ある日、お釈迦様が、村人が止めるのも聞かれず、アングリマーラのいる方に行かれました。
アングリマーラは、早速、殺そうと思って、後を追いかけました。
でも、アングリマーラが全力で追いかけているのに、ゆっくりた歩いているお釈迦様に、どうしても追いつく事が出来ませんでした。
仏典には、「精神力の不思議な現象を現出して」と書かれています。
お釈迦様は、イエス様のように、華々しい奇跡は起こされていませんが、心の奥底にある精神の力を自由にお使いになられた事が分かります。
昔、読んだ時は、意味が分かりませんでしたが、今は分かります。
アングリマーラは、自分が一生懸命走っているのに、ゆっくり歩いているお釈迦に追いつけない事が不思議で、「沙門よ、止まれ」と言いました。

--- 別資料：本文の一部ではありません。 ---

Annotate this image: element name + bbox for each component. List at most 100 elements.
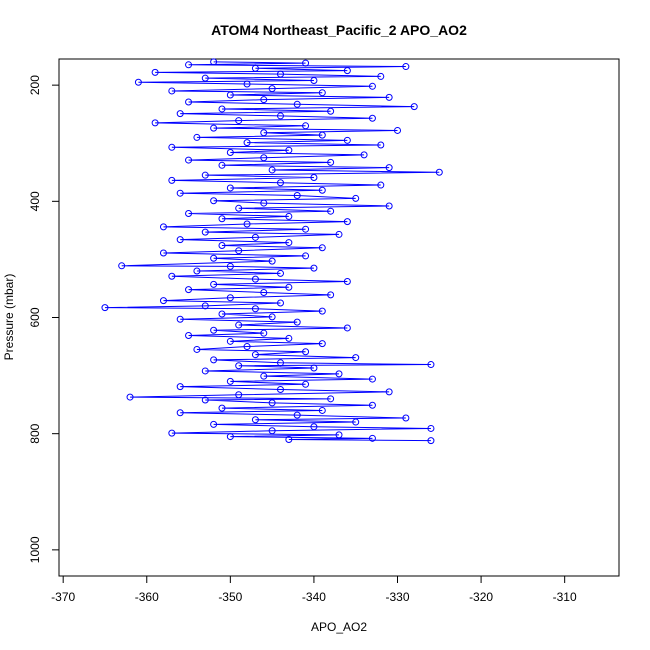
data-point [276, 179, 284, 187]
data-point [335, 431, 343, 439]
data-point [352, 418, 360, 426]
data-point [268, 399, 276, 407]
data-point [302, 348, 310, 356]
data-point [193, 267, 201, 275]
data-point [335, 230, 343, 238]
data-point [318, 340, 326, 348]
data-point [285, 146, 293, 154]
data-point [159, 223, 167, 231]
y-tick-label: 1000 [28, 536, 42, 563]
data-point [260, 199, 268, 207]
data-point [251, 351, 259, 359]
data-point [360, 151, 368, 159]
data-point [218, 404, 226, 412]
y-tick-label: 200 [28, 75, 42, 95]
data-point [285, 283, 293, 291]
data-point [176, 409, 184, 417]
data-point [352, 194, 360, 202]
data-point [276, 359, 284, 367]
data-point [260, 289, 268, 297]
data-point [176, 110, 184, 118]
data-point [268, 257, 276, 265]
data-point [201, 74, 209, 82]
data-point [427, 361, 435, 369]
x-tick-label: -320 [469, 590, 493, 604]
data-point [377, 141, 385, 149]
data-point [310, 76, 318, 84]
data-point [210, 356, 218, 364]
y-tick-label: 600 [28, 307, 42, 327]
data-point [151, 119, 159, 127]
data-point [243, 220, 251, 228]
x-tick-label: -370 [51, 590, 75, 604]
data-point [210, 280, 218, 288]
series-line [104, 61, 440, 442]
data-point [101, 304, 109, 312]
data-point [218, 310, 226, 318]
data-point [293, 192, 301, 200]
data-point [251, 275, 259, 283]
data-point [218, 161, 226, 169]
data-point [402, 63, 410, 71]
data-point [168, 272, 176, 280]
x-tick-label: -350 [218, 590, 242, 604]
data-point [343, 67, 351, 75]
x-tick-label: -360 [135, 590, 159, 604]
data-point [343, 136, 351, 144]
data-point [310, 364, 318, 372]
data-point [318, 186, 326, 194]
data-point [176, 315, 184, 323]
data-point [185, 286, 193, 294]
data-point [185, 332, 193, 340]
data-point [251, 416, 259, 424]
data-point [302, 380, 310, 388]
data-point [385, 202, 393, 210]
data-point [310, 174, 318, 182]
data-point [368, 82, 376, 90]
data-point [185, 61, 193, 69]
data-point [310, 264, 318, 272]
data-point [260, 129, 268, 137]
data-point [435, 168, 443, 176]
data-point [243, 80, 251, 88]
y-axis: 200 400 600 800 1000 [28, 75, 60, 563]
data-point [151, 68, 159, 76]
data-point [176, 236, 184, 244]
data-point [268, 85, 276, 93]
data-point [318, 89, 326, 97]
data-point [235, 247, 243, 255]
data-point [260, 372, 268, 380]
data-point [193, 345, 201, 353]
data-point [176, 189, 184, 197]
data-point [251, 64, 259, 72]
data-point [276, 112, 284, 120]
data-point [352, 354, 360, 362]
data-point [343, 218, 351, 226]
data-point [218, 241, 226, 249]
data-point [210, 326, 218, 334]
series-layer [101, 58, 443, 445]
data-point [276, 299, 284, 307]
data-point [118, 262, 126, 270]
data-point [226, 262, 234, 270]
data-point [226, 337, 234, 345]
data-point [210, 254, 218, 262]
data-point [385, 388, 393, 396]
data-point [285, 334, 293, 342]
data-point [226, 184, 234, 192]
data-point [185, 210, 193, 218]
data-point [377, 72, 385, 80]
data-point [410, 103, 418, 111]
data-point [235, 362, 243, 370]
data-point [427, 437, 435, 445]
plot-area [58, 58, 620, 577]
data-point [276, 269, 284, 277]
data-point [168, 176, 176, 184]
data-point [343, 324, 351, 332]
data-point [368, 375, 376, 383]
data-point [293, 100, 301, 108]
data-point [226, 377, 234, 385]
data-point [251, 305, 259, 313]
data-point [126, 393, 134, 401]
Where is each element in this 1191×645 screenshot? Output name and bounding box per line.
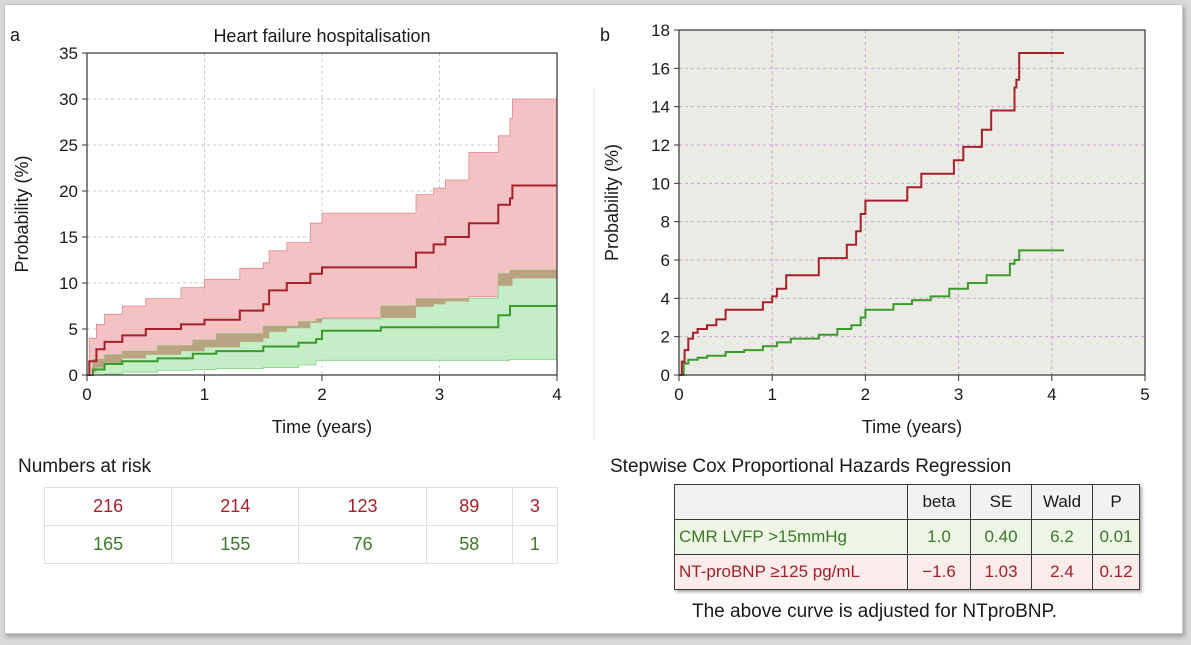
cox-cell-label: CMR LVFP >15mmHg (674, 519, 908, 555)
y-axis-label: Probability (%) (12, 155, 32, 272)
y-tick-label: 10 (59, 274, 78, 293)
cox-cell: 0.40 (970, 519, 1032, 555)
y-tick-label: 15 (59, 228, 78, 247)
risk-cell: 89 (425, 487, 513, 526)
x-axis-label: Time (years) (862, 417, 962, 437)
risk-table: 216 214 123 89 3 165 155 76 58 1 (43, 487, 559, 564)
cox-header-cell: SE (970, 484, 1032, 520)
y-tick-label: 8 (661, 213, 670, 232)
y-tick-label: 14 (651, 98, 670, 117)
cox-title: Stepwise Cox Proportional Hazards Regres… (610, 456, 1012, 477)
y-tick-label: 16 (651, 59, 670, 78)
cox-row-lvfp: CMR LVFP >15mmHg 1.0 0.40 6.2 0.01 (674, 519, 1140, 555)
y-tick-label: 10 (651, 174, 670, 193)
risk-cell: 165 (43, 525, 173, 564)
chart-title: Heart failure hospitalisation (213, 26, 430, 46)
y-tick-label: 12 (651, 136, 670, 155)
panel-letter: b (600, 25, 610, 45)
cox-cell: 2.4 (1031, 554, 1093, 590)
risk-cell: 216 (43, 487, 173, 526)
series-line-green (87, 305, 557, 376)
x-tick-label: 2 (317, 385, 326, 404)
cox-table: beta SE Wald P CMR LVFP >15mmHg 1.0 0.40… (674, 484, 1140, 590)
x-tick-label: 5 (1140, 385, 1149, 404)
y-tick-label: 18 (651, 21, 670, 40)
cox-cell: −1.6 (907, 554, 971, 590)
y-tick-label: 20 (59, 182, 78, 201)
cox-cell: 0.12 (1092, 554, 1140, 590)
cox-header-row: beta SE Wald P (674, 484, 1140, 520)
cox-cell: 0.01 (1092, 519, 1140, 555)
risk-cell: 1 (511, 525, 559, 564)
x-tick-label: 1 (767, 385, 776, 404)
risk-cell: 155 (171, 525, 300, 564)
cox-cell: 1.0 (907, 519, 971, 555)
series-line-red (87, 184, 557, 376)
cox-header-cell (674, 484, 908, 520)
x-tick-label: 4 (1047, 385, 1056, 404)
cox-header-cell: Wald (1031, 484, 1093, 520)
cox-header-cell: P (1092, 484, 1140, 520)
risk-row-green: 165 155 76 58 1 (43, 525, 559, 564)
y-tick-label: 0 (69, 366, 78, 385)
x-tick-label: 4 (552, 385, 561, 404)
y-axis-label: Probability (%) (602, 144, 622, 261)
panel-letter: a (10, 25, 21, 45)
series-line-red (679, 52, 1064, 376)
adjustment-note: The above curve is adjusted for NTproBNP… (692, 601, 1058, 622)
ci-band-overlap (87, 270, 557, 375)
x-tick-label: 3 (954, 385, 963, 404)
y-tick-label: 6 (661, 251, 670, 270)
x-tick-label: 2 (861, 385, 870, 404)
cox-header-cell: beta (907, 484, 971, 520)
cox-row-ntprobnp: NT-proBNP ≥125 pg/mL −1.6 1.03 2.4 0.12 (674, 554, 1140, 590)
plot-area (679, 30, 1145, 375)
risk-row-red: 216 214 123 89 3 (43, 487, 559, 526)
y-tick-label: 25 (59, 136, 78, 155)
risk-cell: 58 (425, 525, 513, 564)
series-line-green (679, 249, 1064, 376)
cox-cell: 6.2 (1031, 519, 1093, 555)
y-tick-label: 0 (661, 366, 670, 385)
risk-cell: 214 (171, 487, 300, 526)
x-tick-label: 0 (674, 385, 683, 404)
y-tick-label: 35 (59, 44, 78, 63)
plot-frame (678, 29, 1146, 376)
y-tick-label: 4 (661, 289, 670, 308)
x-axis-label: Time (years) (272, 417, 372, 437)
x-tick-label: 0 (82, 385, 91, 404)
x-tick-label: 1 (200, 385, 209, 404)
cox-cell: 1.03 (970, 554, 1032, 590)
risk-cell: 76 (298, 525, 427, 564)
cox-cell-label: NT-proBNP ≥125 pg/mL (674, 554, 908, 590)
y-tick-label: 2 (661, 328, 670, 347)
risk-title: Numbers at risk (18, 456, 152, 477)
y-tick-label: 30 (59, 90, 78, 109)
risk-cell: 3 (511, 487, 559, 526)
y-tick-label: 5 (69, 320, 78, 339)
risk-cell: 123 (298, 487, 427, 526)
x-tick-label: 3 (435, 385, 444, 404)
chart-a: a Heart failure hospitalisation0510152025… (10, 25, 595, 440)
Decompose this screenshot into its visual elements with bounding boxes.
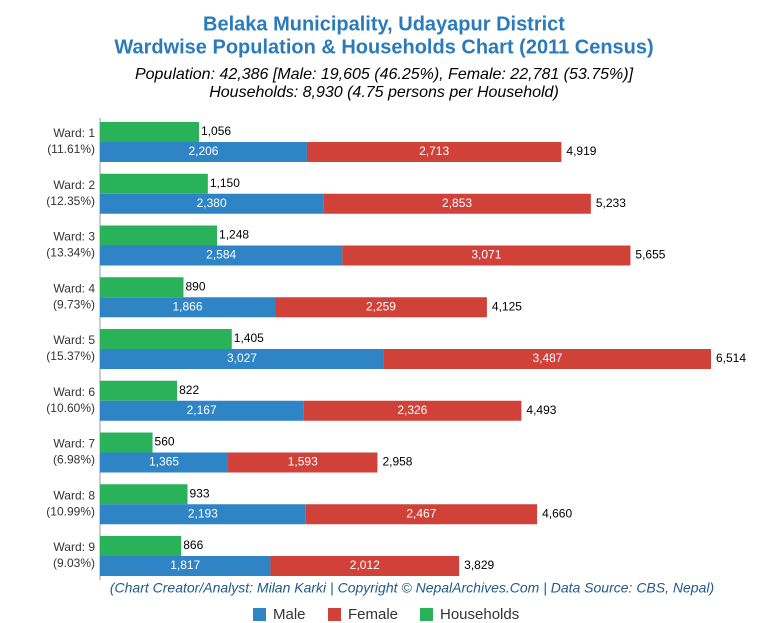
value-label: 2,853 — [442, 196, 472, 210]
population-bar — [323, 193, 591, 214]
value-label: 2,380 — [197, 196, 227, 210]
total-label: 5,233 — [596, 196, 626, 210]
value-label: 2,259 — [366, 299, 396, 313]
value-label: 1,866 — [172, 299, 202, 313]
population-bar — [305, 504, 538, 525]
population-bar — [303, 400, 522, 421]
value-label: 1,817 — [170, 558, 200, 572]
total-label: 4,125 — [492, 299, 522, 313]
population-bar — [100, 556, 271, 576]
total-label: 4,493 — [526, 403, 556, 417]
value-label: 3,487 — [532, 351, 562, 365]
population-bar — [100, 142, 307, 162]
population-bar — [383, 349, 711, 369]
legend-label: Male — [273, 606, 306, 623]
value-label: 2,193 — [188, 506, 218, 520]
legend-label: Households — [440, 606, 519, 623]
households-bar — [100, 173, 208, 194]
total-label: 4,660 — [542, 506, 572, 520]
households-bar — [100, 122, 200, 142]
category-label: Ward: 3 — [53, 230, 95, 244]
value-label: 1,150 — [210, 176, 240, 190]
population-bar — [342, 245, 631, 266]
legend-swatch — [420, 608, 433, 621]
category-share: (9.73%) — [53, 297, 95, 311]
value-label: 933 — [190, 486, 210, 500]
households-bar — [100, 432, 153, 453]
population-bar — [100, 452, 229, 473]
households-bar — [100, 277, 184, 298]
value-label: 2,467 — [406, 506, 436, 520]
category-share: (9.03%) — [53, 556, 95, 570]
population-bar — [306, 142, 562, 162]
category-label: Ward: 2 — [53, 178, 95, 192]
legend-swatch — [328, 608, 341, 621]
population-bar — [270, 556, 460, 576]
total-label: 3,829 — [464, 558, 494, 572]
chart-title: Wardwise Population & Households Chart (… — [114, 36, 653, 58]
value-label: 2,713 — [419, 144, 449, 158]
category-label: Ward: 5 — [53, 333, 95, 347]
value-label: 822 — [179, 383, 199, 397]
total-label: 6,514 — [716, 351, 746, 365]
category-label: Ward: 8 — [53, 488, 95, 502]
value-label: 2,012 — [350, 558, 380, 572]
value-label: 890 — [185, 279, 205, 293]
households-bar — [100, 484, 188, 505]
legend-swatch — [253, 608, 266, 621]
value-label: 866 — [183, 538, 203, 552]
population-bar — [100, 400, 304, 421]
value-label: 560 — [155, 435, 175, 449]
population-bar — [100, 349, 384, 369]
chart-subtitle: Population: 42,386 [Male: 19,605 (46.25%… — [135, 66, 634, 83]
category-label: Ward: 4 — [53, 281, 95, 295]
value-label: 3,071 — [471, 248, 501, 262]
population-bar — [100, 504, 306, 525]
value-label: 1,056 — [201, 124, 231, 138]
population-bar — [100, 193, 324, 214]
population-bar — [228, 452, 378, 473]
category-share: (11.61%) — [47, 142, 95, 156]
value-label: 2,167 — [187, 403, 217, 417]
category-label: Ward: 1 — [53, 126, 95, 140]
total-label: 4,919 — [566, 144, 596, 158]
value-label: 2,206 — [188, 144, 218, 158]
category-label: Ward: 6 — [53, 385, 95, 399]
category-share: (12.35%) — [46, 194, 95, 208]
value-label: 1,405 — [234, 331, 264, 345]
households-bar — [100, 536, 182, 556]
chart-title: Belaka Municipality, Udayapur District — [203, 13, 565, 35]
population-bar — [275, 297, 487, 318]
population-bar — [100, 297, 276, 318]
value-label: 1,365 — [149, 455, 179, 469]
households-bar — [100, 225, 218, 246]
category-share: (10.99%) — [46, 504, 95, 518]
category-label: Ward: 7 — [53, 437, 95, 451]
value-label: 1,593 — [288, 455, 318, 469]
chart-subtitle: Households: 8,930 (4.75 persons per Hous… — [209, 84, 559, 101]
value-label: 2,326 — [397, 403, 427, 417]
category-share: (15.37%) — [46, 349, 95, 363]
value-label: 2,584 — [206, 248, 236, 262]
population-bar — [100, 245, 343, 266]
total-label: 2,958 — [382, 455, 412, 469]
category-share: (10.60%) — [46, 401, 95, 415]
value-label: 3,027 — [227, 351, 257, 365]
category-label: Ward: 9 — [53, 540, 95, 554]
chart-footer: (Chart Creator/Analyst: Milan Karki | Co… — [110, 580, 714, 596]
households-bar — [100, 329, 232, 349]
category-share: (13.34%) — [46, 246, 95, 260]
households-bar — [100, 380, 178, 401]
legend-label: Female — [348, 606, 398, 623]
category-share: (6.98%) — [53, 453, 95, 467]
value-label: 1,248 — [219, 228, 249, 242]
total-label: 5,655 — [635, 248, 665, 262]
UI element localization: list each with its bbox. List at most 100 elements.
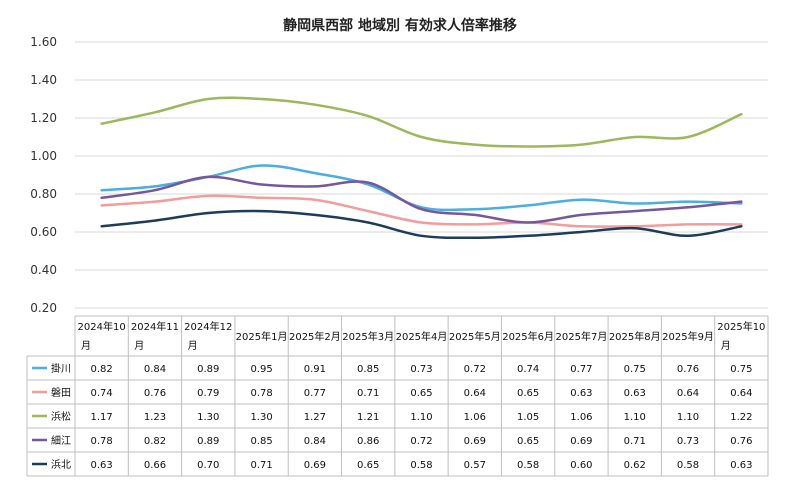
data-label: 0.74 [517, 364, 539, 375]
y-tick-label: 0.20 [30, 301, 57, 315]
data-label: 0.71 [624, 436, 646, 447]
data-label: 0.86 [357, 436, 379, 447]
data-label: 0.76 [677, 364, 699, 375]
data-label: 0.70 [197, 460, 219, 471]
data-label: 0.89 [197, 436, 219, 447]
y-tick-label: 1.00 [30, 149, 57, 163]
x-tick-label-suffix: 月 [721, 340, 731, 352]
data-label: 0.95 [250, 364, 272, 375]
data-label: 1.30 [197, 412, 219, 423]
data-label: 1.06 [464, 412, 486, 423]
data-label: 0.78 [250, 388, 272, 399]
legend-label: 浜北 [51, 459, 71, 471]
x-tick-label: 2025年4月 [396, 330, 448, 343]
data-label: 0.58 [517, 460, 539, 471]
data-label: 0.79 [197, 388, 219, 399]
data-label: 0.65 [517, 436, 539, 447]
y-tick-label: 0.40 [30, 263, 57, 277]
data-label: 0.65 [410, 388, 432, 399]
data-label: 0.57 [464, 460, 486, 471]
data-label: 0.85 [250, 436, 272, 447]
x-tick-label: 2025年5月 [449, 330, 501, 343]
data-label: 0.72 [464, 364, 486, 375]
data-label: 0.58 [410, 460, 432, 471]
data-label: 1.05 [517, 412, 539, 423]
data-label: 0.60 [570, 460, 592, 471]
x-tick-label: 2024年12 [184, 320, 232, 333]
data-label: 0.62 [624, 460, 646, 471]
data-label: 0.73 [410, 364, 432, 375]
data-label: 0.76 [144, 388, 166, 399]
x-tick-label-suffix: 月 [81, 340, 91, 352]
data-label: 0.58 [677, 460, 699, 471]
x-tick-label: 2025年2月 [289, 330, 341, 343]
y-tick-label: 1.40 [30, 73, 57, 87]
data-label: 0.85 [357, 364, 379, 375]
series-line-4 [100, 209, 743, 240]
data-label: 0.82 [144, 436, 166, 447]
y-tick-label: 1.20 [30, 111, 57, 125]
x-tick-label: 2025年3月 [342, 330, 394, 343]
x-tick-label: 2025年6月 [502, 330, 554, 343]
series-line-0 [100, 164, 743, 212]
data-label: 0.71 [250, 460, 272, 471]
chart-title: 静岡県西部 地域別 有効求人倍率推移 [283, 17, 517, 34]
data-label: 1.10 [624, 412, 646, 423]
y-tick-label: 1.60 [30, 35, 57, 49]
data-label: 0.69 [304, 460, 326, 471]
x-tick-label-suffix: 月 [188, 340, 198, 352]
data-label: 0.69 [570, 436, 592, 447]
data-label: 0.75 [730, 364, 752, 375]
data-label: 0.89 [197, 364, 219, 375]
x-tick-label: 2024年11 [131, 320, 179, 333]
data-label: 0.65 [517, 388, 539, 399]
data-label: 1.22 [730, 412, 752, 423]
series-line-2 [100, 96, 743, 148]
data-label: 0.64 [730, 388, 752, 399]
data-label: 0.63 [730, 460, 752, 471]
series-line-3 [100, 175, 743, 224]
x-tick-label: 2025年8月 [609, 330, 661, 343]
data-label: 0.71 [357, 388, 379, 399]
data-label: 0.66 [144, 460, 166, 471]
data-label: 0.77 [570, 364, 592, 375]
data-label: 0.84 [304, 436, 326, 447]
data-label: 0.64 [677, 388, 699, 399]
data-label: 0.77 [304, 388, 326, 399]
data-label: 0.75 [624, 364, 646, 375]
x-tick-label: 2025年7月 [556, 330, 608, 343]
legend-label: 磐田 [51, 386, 71, 399]
data-label: 0.69 [464, 436, 486, 447]
y-tick-label: 0.80 [30, 187, 57, 201]
data-label: 0.65 [357, 460, 379, 471]
data-label: 0.63 [624, 388, 646, 399]
x-tick-label: 2025年10 [717, 320, 765, 333]
data-label: 1.23 [144, 412, 166, 423]
data-label: 1.10 [677, 412, 699, 423]
x-tick-label: 2025年9月 [662, 330, 714, 343]
data-label: 1.27 [304, 412, 326, 423]
x-tick-label: 2024年10 [78, 320, 126, 333]
series-line-1 [100, 194, 743, 228]
legend-label: 細江 [51, 434, 71, 447]
data-label: 0.76 [730, 436, 752, 447]
y-tick-label: 0.60 [30, 225, 57, 239]
data-label: 1.17 [91, 412, 113, 423]
legend-label: 掛川 [51, 362, 71, 375]
data-label: 0.91 [304, 364, 326, 375]
legend-label: 浜松 [51, 410, 71, 423]
data-label: 1.06 [570, 412, 592, 423]
x-tick-label-suffix: 月 [134, 340, 144, 352]
data-label: 1.21 [357, 412, 379, 423]
data-label: 0.63 [570, 388, 592, 399]
data-label: 0.63 [91, 460, 113, 471]
data-label: 1.10 [410, 412, 432, 423]
data-label: 0.64 [464, 388, 486, 399]
data-label: 0.74 [91, 388, 113, 399]
data-label: 0.82 [91, 364, 113, 375]
data-label: 0.84 [144, 364, 166, 375]
data-label: 0.72 [410, 436, 432, 447]
data-label: 1.30 [250, 412, 272, 423]
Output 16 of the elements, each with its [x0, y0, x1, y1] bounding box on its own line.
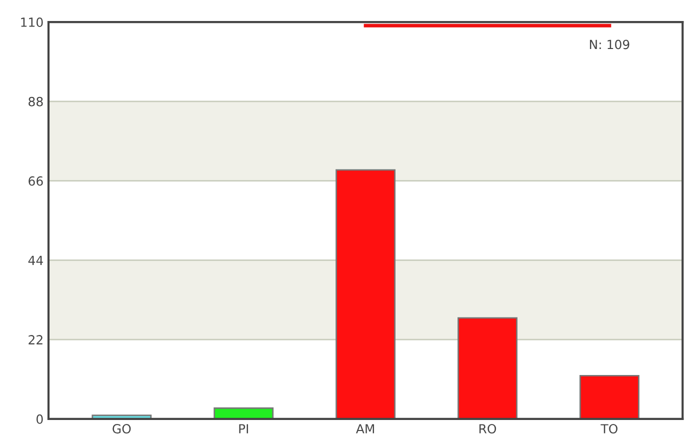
bar: [579, 374, 640, 419]
bar: [336, 169, 396, 419]
annotation: N: 109: [590, 40, 630, 50]
x-tick-label: AM: [356, 424, 374, 434]
x-tick-label: PI: [239, 424, 248, 434]
y-tick-label: 66: [28, 176, 43, 186]
y-tick-label: 110: [21, 18, 43, 27]
y-tick-label: 88: [28, 96, 43, 106]
x-tick-label: RO: [479, 424, 496, 434]
bar: [214, 407, 274, 419]
y-tick-label: 22: [28, 335, 42, 344]
y-tick-label: 0: [36, 414, 43, 424]
x-tick-label: TO: [600, 424, 618, 434]
x-tick-label: GO: [112, 424, 131, 434]
y-tick-label: 44: [28, 256, 43, 265]
bar: [458, 317, 518, 419]
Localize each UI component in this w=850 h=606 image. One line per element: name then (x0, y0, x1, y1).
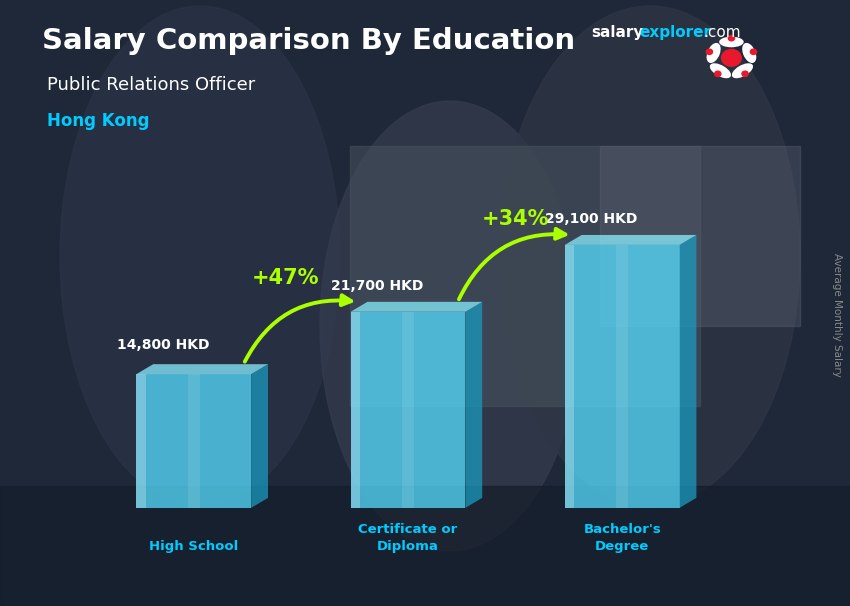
Polygon shape (350, 311, 360, 508)
Polygon shape (350, 302, 482, 311)
Circle shape (715, 71, 721, 76)
Text: +47%: +47% (252, 268, 320, 288)
Ellipse shape (320, 101, 580, 551)
Polygon shape (402, 311, 414, 508)
Text: Bachelor's
Degree: Bachelor's Degree (583, 522, 661, 553)
Polygon shape (136, 364, 268, 374)
Text: High School: High School (150, 539, 238, 553)
Text: Public Relations Officer: Public Relations Officer (47, 76, 255, 94)
Ellipse shape (742, 43, 756, 63)
Bar (350, 146, 700, 406)
Text: .com: .com (704, 25, 741, 41)
Text: Certificate or
Diploma: Certificate or Diploma (359, 522, 457, 553)
Text: 14,800 HKD: 14,800 HKD (117, 338, 209, 351)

お釈迦様は、「私は止まっている。あなたこそ止まりなさい。」と言われました。
アングリマーラは、「これは、一体どういう事か?」と疑問を持って聞きました。
お釈迦様は、「私は、いかなる時も、一切の生物に対して害心を捨てて止まっている。しかるに、あなたは、その心を制することが出来ない。それゆえ、私は止まっており、あなたは止まっていない。」
アングリマーラは、この言葉に心を打たれ、「この沙門こそが、長く求めていた大仙人であるとおむって、一切の武器を捨て、膝まつきました。
「比丘よ、きたれ」
この言葉によって、アングリマーラは、お釈迦様の弟子になりました。
この話の内の、不思議な精神力の箇所が、今は良く分かります。